R – Bom, como eu disse antes, se eu contar a minha história, nós vamos passar o dia inteiro aqui, mas eu digo assim momentos, momentos importantes da minha vida, conhecer minha esposa, nascimento dos meus filhos, foram momentos bastante relevantes, mas não comparando o que seria maior ou melhor, quando consegui a colação de grau de Direito, eu diria assim… Mas quando eu peguei a carteira da OAB, olha foi algo que eu lembro que, no passado, eu jamais imaginaria que chegaria a tanto, pode parecer algo pequeno para quem tá acostumado com tantas conquistas, com se lutar pouco para conseguir algo, o indígena quando ele consegue algo é porque foi lutado, a luta foi grande. Então, quando eu consegui a carteira da OAB, eu vi ali o meu nome e a minha foto, foi um momento muito impactante na minha vida. Eu lembro do primeiro escritório, primeiro escritório que eu… Aí depois, antes de eu ser nomeado, o escritório aceitou minha _________, então eu tive a oportunidade de, é algo assim que você olha para trás e a caminhada valeu a pena, então eu me sinto aqui, por mais que eu tenha sonhos, eu me sinto realizado como pai, como esposo, enquanto pessoa, enquanto membro do povo Kaingang, eu sei que eu estou, na medida do possível contribuindo para o aumento dos direitos das comunidades indígenas, não é algo só para mim, algo que eu trago para o coletivo também.
P/1 – Acho que para encerrar, como foi para você esse o momento, contanto a sua história, contando toda a trajetória até aqui?
R – De hoje? Eu não entendi a pergunta, como foi o momento dessa entrevista, é isso?
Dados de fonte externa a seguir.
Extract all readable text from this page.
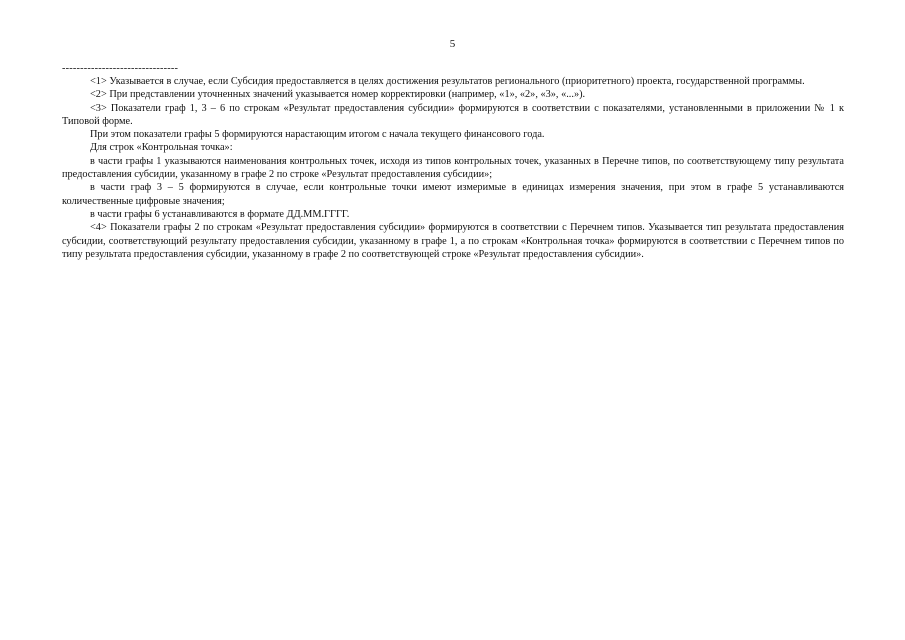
5
--------------------------------

<1> Указывается в случае, если Субсидия предоставляется в целях достижения результатов регионального (приоритетного) проекта, государственной программы.

<2> При представлении уточненных значений указывается номер корректировки (например, «1», «2», «3», «...»).

<3> Показатели граф 1, 3 – 6 по строкам «Результат предоставления субсидии» формируются в соответствии с показателями, установленными в приложении № 1 к Типовой форме.

При этом показатели графы 5 формируются нарастающим итогом с начала текущего финансового года.

Для строк «Контрольная точка»:

в части графы 1 указываются наименования контрольных точек, исходя из типов контрольных точек, указанных в Перечне типов, по соответствующему типу результата предоставления субсидии, указанному в графе 2 по строке «Результат предоставления субсидии»;

в части граф 3 – 5 формируются в случае, если контрольные точки имеют измеримые в единицах измерения значения, при этом в графе 5 устанавливаются количественные цифровые значения;

в части графы 6 устанавливаются в формате ДД.ММ.ГГГГ.

<4> Показатели графы 2 по строкам «Результат предоставления субсидии» формируются в соответствии с Перечнем типов. Указывается тип результата предоставления субсидии, соответствующий результату предоставления субсидии, указанному в графе 1, а по строкам «Контрольная точка» формируются в соответствии с Перечнем типов по типу результата предоставления субсидии, указанному в графе 2 по соответствующей строке «Результат предоставления субсидии».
Repete.
P/1 – Como é que foi para você fazer essa entrevista, relatar toda sua história e sua trajetória até aqui?
R – É, eu penso, como na maioria das vezes eu falo, vai estar o nome do ___________, mas não é só o nome dele, é o nome de todos os indígenas, é o nome do povo que resiste a mais de 500 anos a todas formas de extermínios, seja ela por ação do governo, seja ela por ação de alas como do agronegócio ___________, todas as formas possíveis. Então, eu penso que é o momento que, o próximo indígena ou a indígena que estiver aqui também vai virar referência o seu povo, referência sua história enquanto indígena, e isso é muito mais importante do que o pessoal, então nós temos que referenciar a nossa história quanto indígena, quanto povo, quanto Kaingang, enquanto Guarani, enquanto seja lá o povo que pertence, então eu penso que a preservação de ideias, a preservação que o Museu da Pessoa está oportunizando ao povo indígena é algo memorável, é algo importantíssimo.